Many of the changes revolve around remote online notarizations (RON), which involves the use of audio-visual technology and electronic methods to conduct a notarization. Currently seven states–Virginia, Texas, Nevada, Indiana, Tennessee, Minnesota and Vermont–have passed legislation permitting state notaries to perform remote-notarization nationwide. On May 22, Vermont governor Phil Scott signed a bill that will allow for (RON) beginning July 1, 2019. Montana has legislation that restricts remote notarial acts to citizens and transactions in the state.

“Advances in technology have the potential to improve the consumer experience and understanding at the closing table,” said Michelle Korsmo, ALTA’s chief executive officer. “ALTA members share the goal of helping ensure consumers have a more efficient and streamlined closing process. As the closing experience continues to evolve, we must remember that purchasing a home is the largest investment most Americans will make in their lifetime. Homebuyers navigating their real estate transaction will continue to rely on real estate attorneys and settlement agents as important resources that provide information and guidance throughout the process.”

Vermont’s legislation says RON will not be allowed until the secretary of state has adopted rules and prescribed standards. However, the secretary of state has indicated it does not plan to promulgate any regulations for a year. The bill says the rules may:

Prescribe standards for remote online notarization, including standards for credential analysis, the process through which a third person affirms the identity of an individual, the methods for communicating through a secure communication link, the means by which the remote notarization is certified, and the form of notice to be appended disclosing the fact that the notarization was completed remotely on any document acknowledged through remote online notarization.

Momentum to allow for these types of closings continues as RON bills have been introduced to legislative sessions in 14 other states and the District of Columbia. In December 2018, ALTA and the Mortgage Bankers Association (MBA) collaborated to develop model legislation that provides the framework for states to adopt an online remote notarization process. You can access the model bill and more information about RON at www.alta.org/advocacy/online-notarization.cfm. 

ALTA does not endorse online notarization, but wants to ensure any legislation that is passed is safe for consumers, that the transaction can be insurable and is technology neutral. Several states have already started considering online notary legislation and more are expected to do so over the next year. If adopted, the model legislation would create legal certainty across the country from a uniform and consistent framework that is based on a common set of core principles.

The model law is based largely on the 2017 statute enacted in Texas that was emulated in Nevada. These laws gave RONs the same legal recognition as in-person ones. The Texas law was the result of robust debate and negotiation of various perspectives on this issue, including policy makers, state and national industry and consumer groups.

Additionally, the model bill is like the Texas and Nevada statutes in three other ways:

• First, to protect against fraud, it requires the secretary of state to promulgate rules to implement data standards and requirements related to credential analysis, consumer identification, data retention, privacy, security and other items.
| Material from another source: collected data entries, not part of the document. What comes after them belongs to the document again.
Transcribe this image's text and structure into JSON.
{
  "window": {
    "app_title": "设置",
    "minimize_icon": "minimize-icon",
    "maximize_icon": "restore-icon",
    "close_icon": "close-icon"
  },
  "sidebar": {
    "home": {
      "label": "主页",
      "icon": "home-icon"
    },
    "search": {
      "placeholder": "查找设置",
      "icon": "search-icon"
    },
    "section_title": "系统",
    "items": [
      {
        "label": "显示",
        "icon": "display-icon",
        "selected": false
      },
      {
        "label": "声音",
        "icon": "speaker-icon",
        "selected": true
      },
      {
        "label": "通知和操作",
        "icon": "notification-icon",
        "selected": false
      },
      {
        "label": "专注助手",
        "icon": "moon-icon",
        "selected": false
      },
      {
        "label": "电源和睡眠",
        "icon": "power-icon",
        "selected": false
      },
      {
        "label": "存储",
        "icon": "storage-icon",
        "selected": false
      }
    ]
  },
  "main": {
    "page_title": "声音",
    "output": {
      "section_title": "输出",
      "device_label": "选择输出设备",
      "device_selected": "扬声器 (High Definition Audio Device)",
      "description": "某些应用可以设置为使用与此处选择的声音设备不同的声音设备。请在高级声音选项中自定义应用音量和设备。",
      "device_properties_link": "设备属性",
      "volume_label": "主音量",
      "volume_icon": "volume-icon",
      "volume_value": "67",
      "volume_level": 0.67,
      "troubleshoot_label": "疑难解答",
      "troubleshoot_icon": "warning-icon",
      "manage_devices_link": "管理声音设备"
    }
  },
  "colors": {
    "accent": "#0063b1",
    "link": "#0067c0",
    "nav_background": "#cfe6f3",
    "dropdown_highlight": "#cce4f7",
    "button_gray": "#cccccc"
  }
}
In fact, the Mortgage Standards Maintenance Organization (MISMO), has already convened a working group to produce suggested standards for secretaries of state, to which the National Association of Secretaries of State has been invited to participate.
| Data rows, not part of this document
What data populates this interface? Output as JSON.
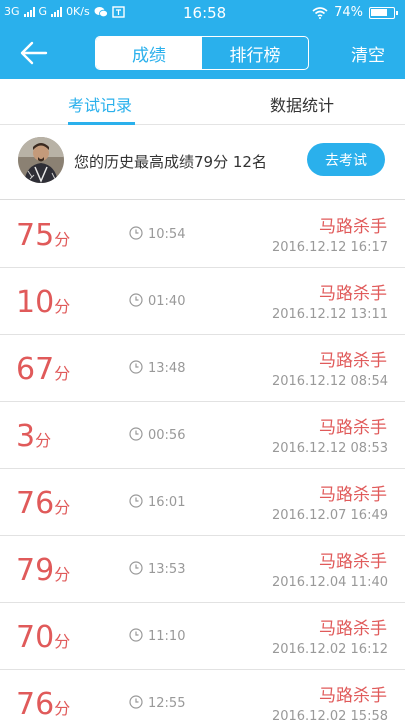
{
  "status_bar": {
    "network1": "3G",
    "network2": "G",
    "speed": "0K/s",
    "time": "16:58",
    "battery": "74%"
  },
  "nav": {
    "back_icon": "arrow-left-icon",
    "tabs": [
      "成绩",
      "排行榜"
    ],
    "active_tab": "成绩",
    "clear_label": "清空"
  },
  "sub_tabs": {
    "items": [
      "考试记录",
      "数据统计"
    ],
    "active": "考试记录"
  },
  "summary": {
    "text": "您的历史最高成绩79分  12名",
    "button_label": "去考试"
  },
  "records": [
    {
      "score": "75",
      "unit": "分",
      "duration": "10:54",
      "name": "马路杀手",
      "date": "2016.12.12  16:17"
    },
    {
      "score": "10",
      "unit": "分",
      "duration": "01:40",
      "name": "马路杀手",
      "date": "2016.12.12  13:11"
    },
    {
      "score": "67",
      "unit": "分",
      "duration": "13:48",
      "name": "马路杀手",
      "date": "2016.12.12  08:54"
    },
    {
      "score": "3",
      "unit": "分",
      "duration": "00:56",
      "name": "马路杀手",
      "date": "2016.12.12  08:53"
    },
    {
      "score": "76",
      "unit": "分",
      "duration": "16:01",
      "name": "马路杀手",
      "date": "2016.12.07  16:49"
    },
    {
      "score": "79",
      "unit": "分",
      "duration": "13:53",
      "name": "马路杀手",
      "date": "2016.12.04  11:40"
    },
    {
      "score": "70",
      "unit": "分",
      "duration": "11:10",
      "name": "马路杀手",
      "date": "2016.12.02  16:12"
    },
    {
      "score": "76",
      "unit": "分",
      "duration": "12:55",
      "name": "马路杀手",
      "date": "2016.12.02  15:58"
    }
  ],
  "colors": {
    "accent": "#2ab0ec",
    "score_red": "#e05a5a",
    "muted": "#999999"
  }
}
• Second, the model incorporates the principle of consumer optionality. No consumer would be forced to choose to close their loan using remote online means.
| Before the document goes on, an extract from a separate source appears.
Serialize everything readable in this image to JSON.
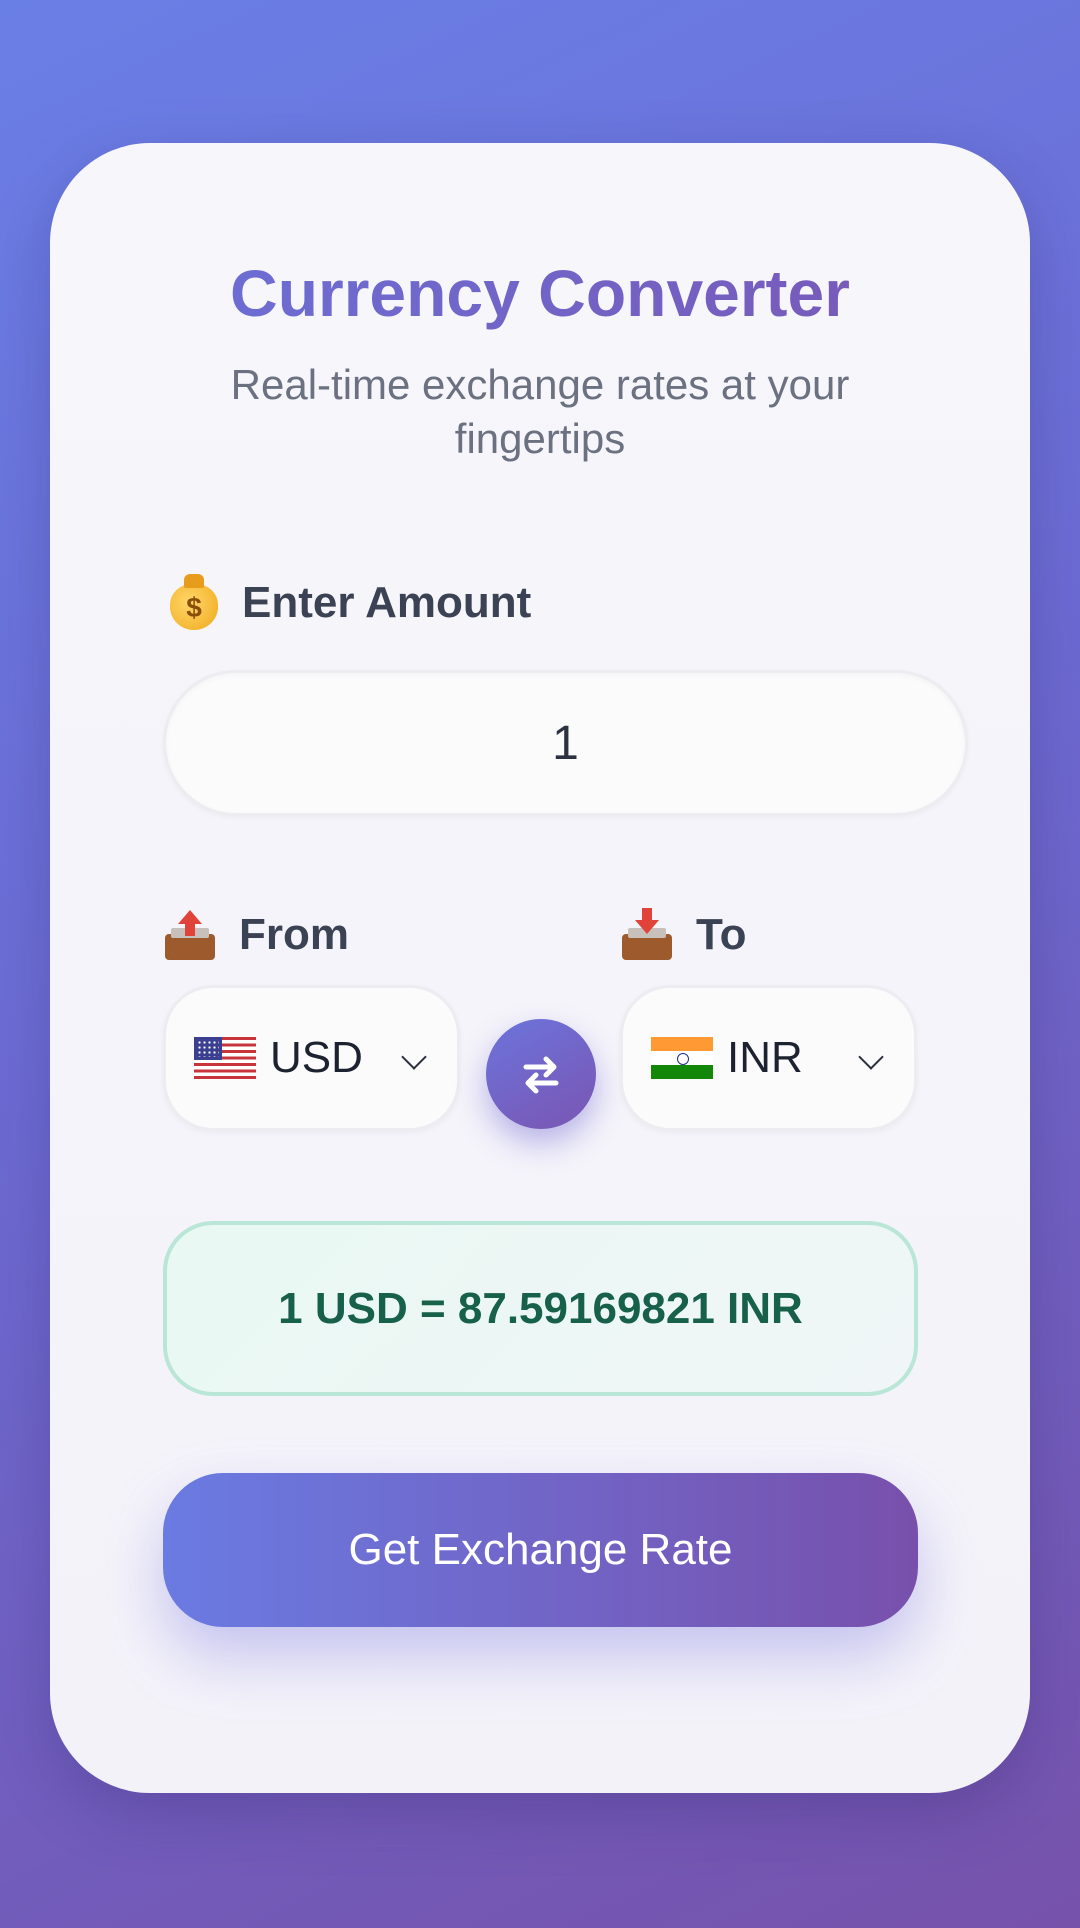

• Third, the model bill does not embrace technology standards specific to any one proprietary system. In other words, no single company would possess a monopoly on the state’s approved technology.

While nearly all states have laws recognizing and providing for acceptance of documents notarized by notaries in other states, it is not yet clear whether those laws apply to remotely-notarized documents. Driven by the legal and practical confusion resulting from varying approaches to modernizing notarial law, the Uniform Law Commission has begun drafting an amendment to their Uniform Notarial Act, which will provide model language for states to use to codify that audio-visual appearance before a notary is permissible and the signer can be in a different state than the notary. It’s been reported that the amendment is on track to be considered by the full commission in July 2018.

“One of the primary concerns that arise from the evolving trend of electronic documents is ensuring that the documents are validly executed and in a recordable format,” said ALTA president Steve Day NTP. “We must work through the legal and insurability issues regarding remote electronic notarization because protecting the integrity of the land records upon which our industry relies is imperative. To ensure that the title insurance and settlement industry is able to protect the property rights of consumers, we need to have a records system based on legally executed and enforceable documents.”

Jeremy Yohe is vice president of communications for the American Land Title Association, Washington, D.C.